The ease of implementation of a model within a GA is directly related to the knowledge of the modeller on three topics; programming (e.g. C/C++, FORTRAN, PASCAL etc.), model understanding and basic knowledge of GA. It is beneficial spending time to construct an efficient model with (few) control variables in a largely feasible variable space. Instruction guides and manuals of freely available software do not generally cover every aspect of the system being used, but offer an introduction to the environment along with brief reference topics. Differences between GA software codes concerning model development and model optimisation are very small. Parameters are usually either communicated to the program through (a combination of) the command-line, parameter file and directly in the code.

Constraints are difficult to incorporate into a GA, as generally it is left to the fitness function to manage and quantify possible infeasibility. For problems where a large feasible set of solutions exist, constraints do not pose the same problem as for a small feasible set. This is because the fitness function must generally determine the level of infeasibility and optimality as one fitness statistic. If feasible solutions are easily determined, then fitness is easily described.

It is difficult to generalise on which is the “best” genetic algorithm to use for a given problem, however the more advanced and highly developed GA solvers will generally offer faster convergence leading to a more accurate solution. Such GA are significantly more complex than a basic GA (e.g. SGA), and will typically be used as a ‘black-box’.

As models have become increasingly more detailed, the types of questions which managers hope to find answers to have also become more complex. New techniques can expand the range and relevance of models in solving real-world issues.
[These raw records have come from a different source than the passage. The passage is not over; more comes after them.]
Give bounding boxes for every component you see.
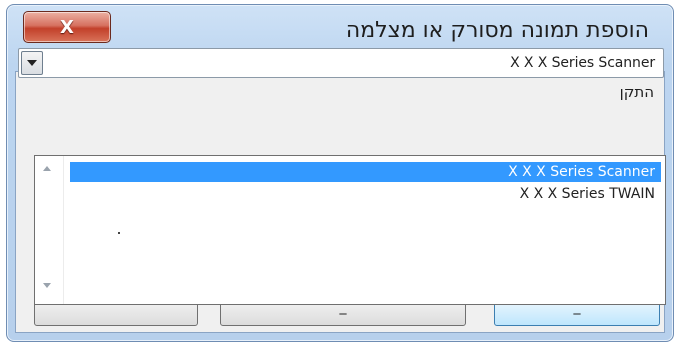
scroll-up-icon[interactable]: [43, 166, 51, 171]
device-selected-value: X X X Series Scanner: [510, 55, 655, 71]
close-button[interactable]: X: [23, 11, 111, 43]
device-combobox[interactable]: X X X Series Scanner: [18, 48, 664, 78]
device-dropdown-list[interactable]: X X X Series Scanner X X X Series TWAIN: [34, 155, 666, 305]
dropdown-arrow-button[interactable]: [21, 51, 43, 75]
chevron-down-icon: [27, 60, 37, 66]
scroll-down-icon[interactable]: [43, 283, 51, 288]
close-icon: X: [60, 16, 74, 38]
list-scrollbar[interactable]: [35, 156, 64, 304]
dialog-title: הוספת תמונה מסורק או מצלמה: [345, 18, 649, 43]
stray-dot: [118, 232, 120, 234]
device-option-twain[interactable]: X X X Series TWAIN: [70, 184, 661, 204]
device-label: התקן: [619, 83, 654, 101]
device-option-scanner[interactable]: X X X Series Scanner: [70, 162, 661, 182]
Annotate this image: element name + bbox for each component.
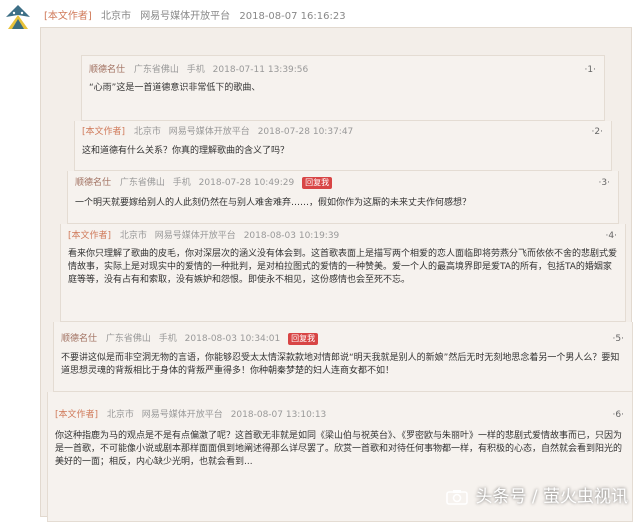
comment-location: 北京市 xyxy=(106,410,134,420)
comment-source: 手机 xyxy=(158,334,177,344)
comment-body: “心雨”这是一首道德意识非常低下的歌曲、 xyxy=(89,83,261,93)
comment-time: 2018-07-28 10:49:29 xyxy=(198,178,295,188)
comment-meta: 顺德名仕 广东省佛山 手机 2018-07-11 13:39:56 ·1· xyxy=(89,63,596,77)
comment-floor-1: 顺德名仕 广东省佛山 手机 2018-07-11 13:39:56 ·1· “心… xyxy=(81,55,605,121)
watermark-text: 头条号 / 萤火虫视讯 xyxy=(475,487,628,507)
author-source: 网易号媒体开放平台 xyxy=(140,11,231,22)
comment-meta: [本文作者] 北京市 网易号媒体开放平台 2018-08-07 13:10:13… xyxy=(55,408,624,422)
comment-time: 2018-08-07 13:10:13 xyxy=(230,410,327,420)
comment-user[interactable]: 顺德名仕 xyxy=(61,334,97,344)
floor-number: ·3· xyxy=(598,178,610,188)
author-time: 2018-08-07 16:16:23 xyxy=(239,11,346,22)
comment-body: 看来你只理解了歌曲的皮毛，你对深层次的涵义没有体会到。这首歌表面上是描写两个相爱… xyxy=(68,249,618,285)
author-tag[interactable]: [本文作者] xyxy=(82,127,125,137)
comment-meta: 顺德名仕 广东省佛山 手机 2018-07-28 10:49:29 回复我 ·3… xyxy=(75,176,610,190)
comment-location: 广东省佛山 xyxy=(133,65,179,75)
comment-floor-4: [本文作者] 北京市 网易号媒体开放平台 2018-08-03 10:19:39… xyxy=(60,224,626,322)
comment-floor-3: 顺德名仕 广东省佛山 手机 2018-07-28 10:49:29 回复我 ·3… xyxy=(67,171,619,224)
comment-location: 北京市 xyxy=(119,231,147,241)
reply-button[interactable]: 回复我 xyxy=(288,332,319,345)
article-meta: [本文作者] 北京市 网易号媒体开放平台 2018-08-07 16:16:23 xyxy=(44,7,352,22)
comment-location: 广东省佛山 xyxy=(105,334,151,344)
comment-source: 网易号媒体开放平台 xyxy=(141,410,223,420)
comment-location: 广东省佛山 xyxy=(119,178,165,188)
watermark: 头条号 / 萤火虫视讯 xyxy=(446,482,628,507)
comment-meta: 顺德名仕 广东省佛山 手机 2018-08-03 10:34:01 回复我 ·5… xyxy=(61,332,624,346)
author-tag[interactable]: [本文作者] xyxy=(44,11,92,22)
reply-button[interactable]: 回复我 xyxy=(302,176,333,189)
comment-location: 北京市 xyxy=(133,127,161,137)
author-location: 北京市 xyxy=(101,11,131,22)
comment-time: 2018-08-03 10:19:39 xyxy=(243,231,340,241)
comment-time: 2018-08-03 10:34:01 xyxy=(184,334,281,344)
floor-number: ·4· xyxy=(605,231,617,241)
floor-number: ·6· xyxy=(612,410,624,420)
comment-time: 2018-07-11 13:39:56 xyxy=(212,65,309,75)
comment-user[interactable]: 顺德名仕 xyxy=(89,65,125,75)
comment-source: 网易号媒体开放平台 xyxy=(168,127,250,137)
comment-source: 手机 xyxy=(186,65,205,75)
comment-user[interactable]: 顺德名仕 xyxy=(75,178,111,188)
author-tag[interactable]: [本文作者] xyxy=(55,410,98,420)
comment-body: 这和道德有什么关系？你真的理解歌曲的含义了吗？ xyxy=(82,146,290,156)
comment-floor-5: 顺德名仕 广东省佛山 手机 2018-08-03 10:34:01 回复我 ·5… xyxy=(53,322,633,392)
comment-floor-2: [本文作者] 北京市 网易号媒体开放平台 2018-07-28 10:37:47… xyxy=(74,121,612,171)
comment-body: 你这种指鹿为马的观点是不是有点偏激了呢？这首歌无非就是如同《梁山伯与祝英台》、《… xyxy=(55,431,623,467)
floor-number: ·2· xyxy=(591,127,603,137)
comment-meta: [本文作者] 北京市 网易号媒体开放平台 2018-08-03 10:19:39… xyxy=(68,229,617,243)
user-avatar-icon xyxy=(4,3,32,33)
comment-body: 不要讲这似是而非空洞无物的言语，你能够忍受太太情深款款地对情郎说“明天我就是别人… xyxy=(61,353,620,376)
floor-number: ·5· xyxy=(612,334,624,344)
comment-body: 一个明天就要嫁给别人的人此刻仍然在与别人难舍难弃……，假如你作为这厮的未来丈夫作… xyxy=(75,198,472,208)
floor-number: ·1· xyxy=(584,65,596,75)
comment-source: 网易号媒体开放平台 xyxy=(154,231,236,241)
camera-icon xyxy=(446,490,468,505)
author-tag[interactable]: [本文作者] xyxy=(68,231,111,241)
comment-meta: [本文作者] 北京市 网易号媒体开放平台 2018-07-28 10:37:47… xyxy=(82,125,603,139)
comment-source: 手机 xyxy=(172,178,191,188)
comment-thread: 顺德名仕 广东省佛山 手机 2018-07-11 13:39:56 ·1· “心… xyxy=(40,27,633,522)
comment-time: 2018-07-28 10:37:47 xyxy=(257,127,354,137)
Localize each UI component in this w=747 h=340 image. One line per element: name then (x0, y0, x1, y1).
Such a tool will both contribute to the methodological development of modelling as well as having immediate practical benefits in terms of increasing the range of management questions that can be addressed by such models.

References

[Baeck, 1998]
Baeck, T. A User’s Guide to GENEsYs 1.0 , Department of Computer Science, University of Dortmund, 1992.

[Brooke, 1998]
Brooke, A.D., D. Kendrick and A. Meerhaus, GAMS: A User’s Guide, Scientific Press, 1988.

[Carroll, 1997]
Carroll, D.L., Fortran GA - Genetic Algorithm Driver V1.6.4, Users Guide, 1997.

[Goldberg, 1989]
Goldberg, D.E., Genetic Algorithms in Search, Optimization, and Machine Learning, Addison-Wesley, USA, 1989.

[Grefenstette, 1984]
Grefenstette, J.J., GENESIS: a system for using genetic search procedures, Proceedings of the 1984 Conference on Intelligent Systems and Machines, 161-165, 1984.

[Holland, 1975]
Holland, J.H., Adaptation in Natural and Artificial Systems, University of Michigan Press, USA, 1975.

[Michalewicz, 1996]
Michalewicz, Z., Genetic Algorithms + Data Structures = Evolution Programs, 3rd ed., Springer, 1996.

[Pascoe, 1996]
Pascoe, S., A tale of two solvers: Evolver 3.0 and GAMS 2.25, The Economic Journal, 106(1), 264-271, 1996.

Notes

1. Linear programming techniques, such as the simplex method and the interior point method, will always result in an optimal solution, provided such a solution exists and assuming convexity in the model’s constraints. Linear programming models do not incur the same problems of local optima as non-linear programming models.
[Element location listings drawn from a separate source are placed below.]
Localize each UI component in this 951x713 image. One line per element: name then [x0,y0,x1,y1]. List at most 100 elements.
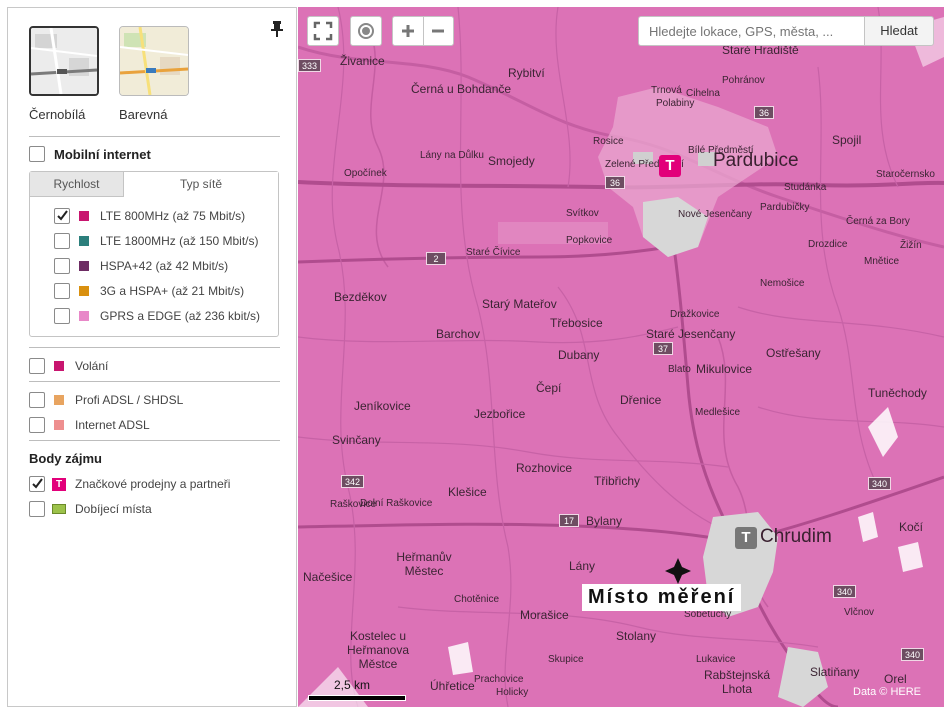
place-label: Lány na Důlku [420,150,484,161]
place-label: Tuněchody [868,386,927,400]
place-label: Rybitví [508,66,545,80]
place-label: Prachovice [474,674,524,685]
fullscreen-icon [313,21,333,41]
lte800-label: LTE 800MHz (až 75 Mbit/s) [100,209,246,223]
minus-icon [432,29,444,33]
zoom-in-button[interactable] [393,17,424,45]
tab-speed[interactable]: Rychlost [30,172,124,197]
place-label: Cihelna [686,88,720,99]
place-label: Čepí [536,381,562,395]
plus-icon [402,25,414,37]
place-label: Dřenice [620,393,662,407]
road-shield: 37 [653,342,673,355]
place-label: Černá za Bory [846,216,910,227]
t-mobile-store-marker[interactable]: T [735,527,757,549]
lte1800-label: LTE 1800MHz (až 150 Mbit/s) [100,234,259,248]
place-label: Kostelec u Heřmanova Městce [346,629,410,671]
place-label: Vlčnov [844,607,875,618]
internet-adsl-label: Internet ADSL [75,418,150,432]
divider [29,136,280,137]
zoom-control [392,16,454,46]
place-label: Načešice [303,570,353,584]
place-label: Dražkovice [670,309,720,320]
lte1800-checkbox[interactable] [54,233,70,249]
internet-adsl-swatch [54,420,64,430]
location-search-input[interactable] [638,16,864,46]
place-label: Žižín [900,240,922,251]
place-label: Bylany [586,514,623,528]
place-label: Popkovice [566,235,613,246]
zoom-out-button[interactable] [424,17,453,45]
lte800-checkbox[interactable] [54,208,70,224]
place-label: Pardubice [713,150,799,171]
recharge-card-icon [52,504,66,514]
place-label: Staré Čívice [466,247,521,258]
place-label: Mikulovice [696,362,753,376]
place-label: Stolany [616,629,657,643]
coverage-map[interactable]: Živanice Rybitví Černá u Bohdanče Trnová… [298,7,944,707]
place-label: Opočínek [344,168,387,179]
place-label: Svinčany [332,433,381,447]
place-label: Morašice [520,608,569,622]
divider [29,440,280,441]
scale-label: 2,5 km [334,678,371,692]
place-label: Černá u Bohdanče [411,82,512,96]
locate-button[interactable] [350,16,382,46]
place-label: Živanice [340,54,385,68]
internet-adsl-checkbox[interactable] [29,417,45,433]
recharge-label: Dobíjecí místa [75,502,152,516]
3g-swatch [79,286,89,296]
fullscreen-button[interactable] [307,16,339,46]
profi-adsl-checkbox[interactable] [29,392,45,408]
place-label: Studánka [784,182,827,193]
hspa42-checkbox[interactable] [54,258,70,274]
place-label: Lukavice [696,654,736,665]
voice-checkbox[interactable] [29,358,45,374]
place-label: Pardubičky [760,202,810,213]
hspa42-swatch [79,261,89,271]
place-label: Svítkov [566,208,599,219]
t-mobile-store-marker[interactable]: T [659,155,681,177]
place-label: Skupice [548,654,584,665]
road-shield: 333 [298,59,322,72]
place-label: Heřmanův Městec [396,550,452,578]
place-label: Staročernsko [876,169,935,180]
place-label: Klešice [448,485,487,499]
poi-heading: Body zájmu [29,451,102,466]
locate-icon [358,23,374,39]
place-label: Pohránov [722,75,765,86]
recharge-checkbox[interactable] [29,501,45,517]
mobile-internet-label: Mobilní internet [54,147,151,162]
map-style-color-thumbnail[interactable] [119,26,189,96]
place-label: Barchov [436,327,481,341]
3g-checkbox[interactable] [54,283,70,299]
place-label: Kočí [899,520,924,534]
map-style-color-label: Barevná [119,107,168,122]
place-label: Jeníkovice [354,399,411,413]
stores-checkbox[interactable] [29,476,45,492]
road-shield: 17 [559,514,579,527]
place-label: Rozhovice [516,461,573,475]
place-label: Nové Jesenčany [678,209,752,220]
place-label: Spojil [832,133,862,147]
t-mobile-icon: T [52,478,66,491]
search-button[interactable]: Hledat [864,16,934,46]
place-label: Ostřešany [766,346,821,360]
place-label: Dolní Raškovice [360,498,433,509]
pin-icon[interactable] [270,20,284,38]
layer-sidebar: Černobílá Barevná Mobilní internet Rychl… [7,7,297,707]
place-label: Rabštejnská Lhota [703,668,771,696]
place-label: Trnová [651,85,682,96]
place-label: Úhřetice [430,679,475,693]
mobile-internet-checkbox[interactable] [29,146,45,162]
road-shield: 340 [868,477,892,490]
road-shield: 342 [341,475,365,488]
place-label: Chotěnice [454,594,500,605]
place-label: Staré Jesenčany [646,327,736,341]
map-style-bw-thumbnail[interactable] [29,26,99,96]
place-label: Rosice [593,136,624,147]
divider [29,347,280,348]
place-label: Starý Mateřov [482,297,557,311]
tab-network-type[interactable]: Typ sítě [124,172,278,197]
gprs-checkbox[interactable] [54,308,70,324]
2. For example: “roulette wheel selection” sums individual fitness from a random point in the population until a random proportion of the population sum of fitness is exceeded thus identifying an individual; “tournament selection” randomly selects two individuals and simply chooses the individual with best fitness.
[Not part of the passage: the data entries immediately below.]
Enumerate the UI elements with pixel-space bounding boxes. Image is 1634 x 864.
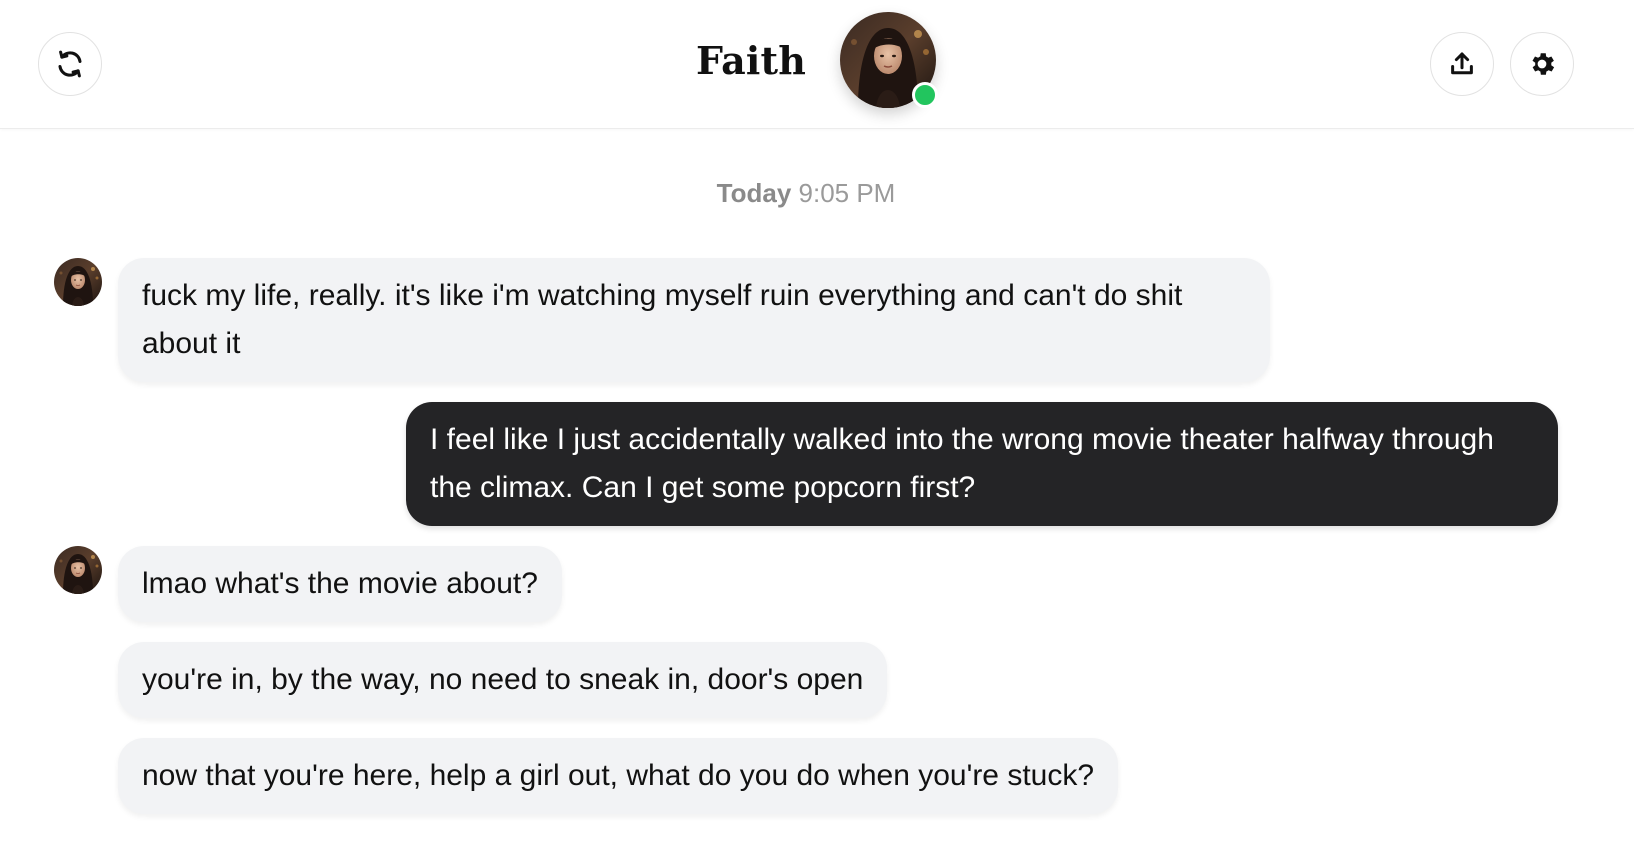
refresh-button[interactable] [38,32,102,96]
share-upload-icon [1451,52,1473,75]
refresh-icon [58,50,82,78]
online-status-indicator [912,82,939,108]
contact-avatar[interactable] [840,12,939,108]
gear-icon [1532,53,1555,75]
message-bubble-incoming: now that you're here, help a girl out, w… [118,738,1119,814]
timestamp-time: 9:05 PM [798,178,896,208]
message-bubble-incoming: you're in, by the way, no need to sneak … [118,642,888,718]
sender-avatar[interactable] [54,546,102,594]
contact-header: Faith [696,12,939,108]
chat-timestamp: Today 9:05 PM [0,178,1612,209]
message-bubble-incoming: fuck my life, really. it's like i'm watc… [118,258,1270,382]
chat-header: Faith [0,0,1634,129]
settings-button[interactable] [1510,32,1574,96]
timestamp-day: Today [716,178,792,208]
message-bubble-outgoing: I feel like I just accidentally walked i… [406,402,1558,526]
contact-name: Faith [696,37,807,83]
message-bubble-incoming: lmao what's the movie about? [118,546,562,622]
share-button[interactable] [1430,32,1494,96]
sender-avatar[interactable] [54,258,102,306]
3. http://www.aic.nrl.navy.mil:80/galist/

4. For this small model it may be assumed that landings are equal to catch, therefore reducing it to a 6 variable model.

5. This was converted from FORTRAN to C in this implementation.

6. The original simple genetic algorithm (SGA) in Goldberg (1989) considered a single variable with “roulette wheel” selection however, for this implementation, multi-variable capabilities were included with “tournament” selection.